7. Hegewisch S, Mainzer K, Brauman D.IgE myelomatosis; presentation of a new case and summary of literature. Blut 1987;55:55-60.

8. Van Wijk HJJ, Kerckhaert JA, Oei OL, Van Helden HPT. IgE myeloma: case report and review of the literature. Neth. J. Med. 1986;29:196-200.

9. Christopher R. Brown, Keith W.Higgins, Kelly Frazer, Linda K. Schoelz, John W. Dyminski, Vincent A. Marinkovich, Steven P.Miller, and John F. Burd. Simultaneous Determination of Total IgE and Allergen-Specific IgE in Serum by the MAST Chemiluminescent Assay System. Clin. Chem. 31/9, 1500-1505 (1985).

10. JP Basuyau, Ph Brunelle, M. Leroy and MP Vigier.Chemiluminescent Assay For Total Serum IgE. Clin.Chem., Vol. 35, N^o6, Pg 1194 (1989)

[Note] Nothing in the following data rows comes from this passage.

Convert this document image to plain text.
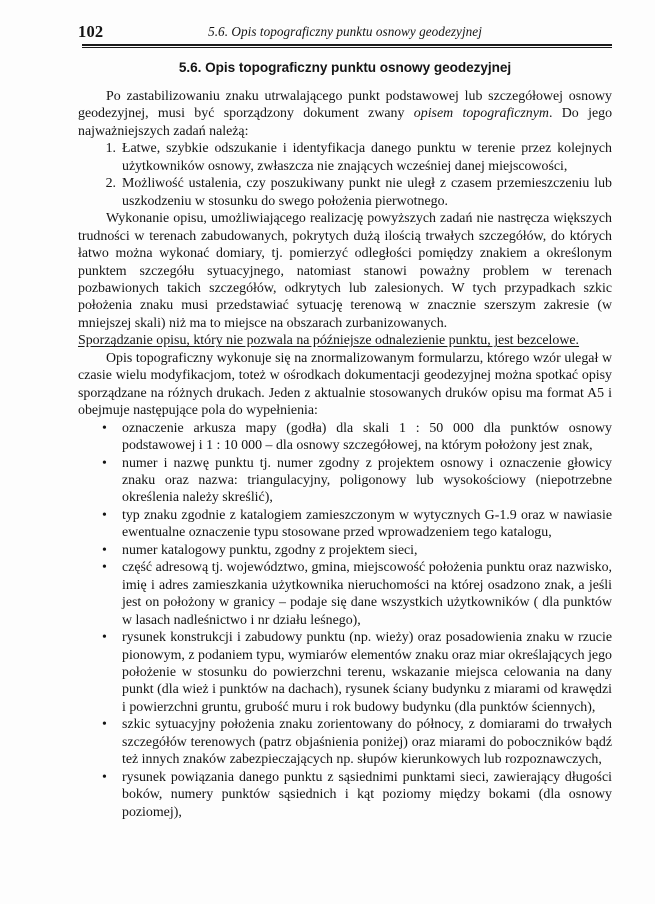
102	5.6. Opis topograficzny punktu osnowy geodezyjnej
5.6. Opis topograficzny punktu osnowy geodezyjnej

Po zastabilizowaniu znaku utrwalającego punkt podstawowej lub szczegółowej osnowy geodezyjnej, musi być sporządzony dokument zwany opisem topograficznym. Do jego najważniejszych zadań należą:

1. Łatwe, szybkie odszukanie i identyfikacja danego punktu w terenie przez kolejnych użytkowników osnowy, zwłaszcza nie znających wcześniej danej miejscowości,
2. Możliwość ustalenia, czy poszukiwany punkt nie uległ z czasem przemieszczeniu lub uszkodzeniu w stosunku do swego położenia pierwotnego.

Wykonanie opisu, umożliwiającego realizację powyższych zadań nie nastręcza większych trudności w terenach zabudowanych, pokrytych dużą ilością trwałych szczegółów, do których łatwo można wykonać domiary, tj. pomierzyć odległości pomiędzy znakiem a określonym punktem szczegółu sytuacyjnego, natomiast stanowi poważny problem w terenach pozbawionych takich szczegółów, odkrytych lub zalesionych. W tych przypadkach szkic położenia znaku musi przedstawiać sytuację terenową w znacznie szerszym zakresie (w mniejszej skali) niż ma to miejsce na obszarach zurbanizowanych.

Sporządzanie opisu, który nie pozwala na późniejsze odnalezienie punktu, jest bezcelowe.

Opis topograficzny wykonuje się na znormalizowanym formularzu, którego wzór ulegał w czasie wielu modyfikacjom, toteż w ośrodkach dokumentacji geodezyjnej można spotkać opisy sporządzane na różnych drukach. Jeden z aktualnie stosowanych druków opisu ma format A5 i obejmuje następujące pola do wypełnienia:

• oznaczenie arkusza mapy (godła) dla skali 1 : 50 000 dla punktów osnowy podstawowej i 1 : 10 000 – dla osnowy szczegółowej, na którym położony jest znak,
• numer i nazwę punktu tj. numer zgodny z projektem osnowy i oznaczenie głowicy znaku oraz nazwa: triangulacyjny, poligonowy lub wysokościowy (niepotrzebne określenia należy skreślić),
• typ znaku zgodnie z katalogiem zamieszczonym w wytycznych G-1.9 oraz w nawiasie ewentualne oznaczenie typu stosowane przed wprowadzeniem tego katalogu,
• numer katalogowy punktu, zgodny z projektem sieci,
• część adresową tj. województwo, gmina, miejscowość położenia punktu oraz nazwisko, imię i adres zamieszkania użytkownika nieruchomości na której osadzono znak, a jeśli jest on położony w granicy – podaje się dane wszystkich użytkowników ( dla punktów w lasach nadleśnictwo i nr działu leśnego),
• rysunek konstrukcji i zabudowy punktu (np. wieży) oraz posadowienia znaku w rzucie pionowym, z podaniem typu, wymiarów elementów znaku oraz miar określających jego położenie w stosunku do powierzchni terenu, wskazanie miejsca celowania na dany punkt (dla wież i punktów na dachach), rysunek ściany budynku z miarami od krawędzi i powierzchni gruntu, grubość muru i rok budowy budynku (dla punktów ściennych),
• szkic sytuacyjny położenia znaku zorientowany do północy, z domiarami do trwałych szczegółów terenowych (patrz objaśnienia poniżej) oraz miarami do pobocznikόw bądź też innych znaków zabezpieczających np. słupów kierunkowych lub rozpoznawczych,
• rysunek powiązania danego punktu z sąsiednimi punktami sieci, zawierający długości boków, numery punktów sąsiednich i kąt poziomy między bokami (dla osnowy poziomej),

11. Wolfgang H. Kapmeyer. Automated nephelometric immunoassay of immunoglobuline with novel shell/core particles. Clin.Chem. , Vol 35, N^o6, 1989.

12. Hann-Ping Wang, Molly Daniel, Barbara Williams, and William Knight (Beckman Instruments, Brea, CA 92621). A BIOTIN-AVIDIN based solid-phase enzyme-linked immunosorbent assay for human serum IgE. Clin.Chem. ,Vol. 35, N^o6,Pg 1192.(1989)

13. Niranjan Patel, M. Oppermann and C. Bowman.Evaluation of radial partition immunoassay for the quantitative determination of immunoglobulin E (IgE). Clin.Chem., Vol. 35, N^o6,Pg 1199,(1989).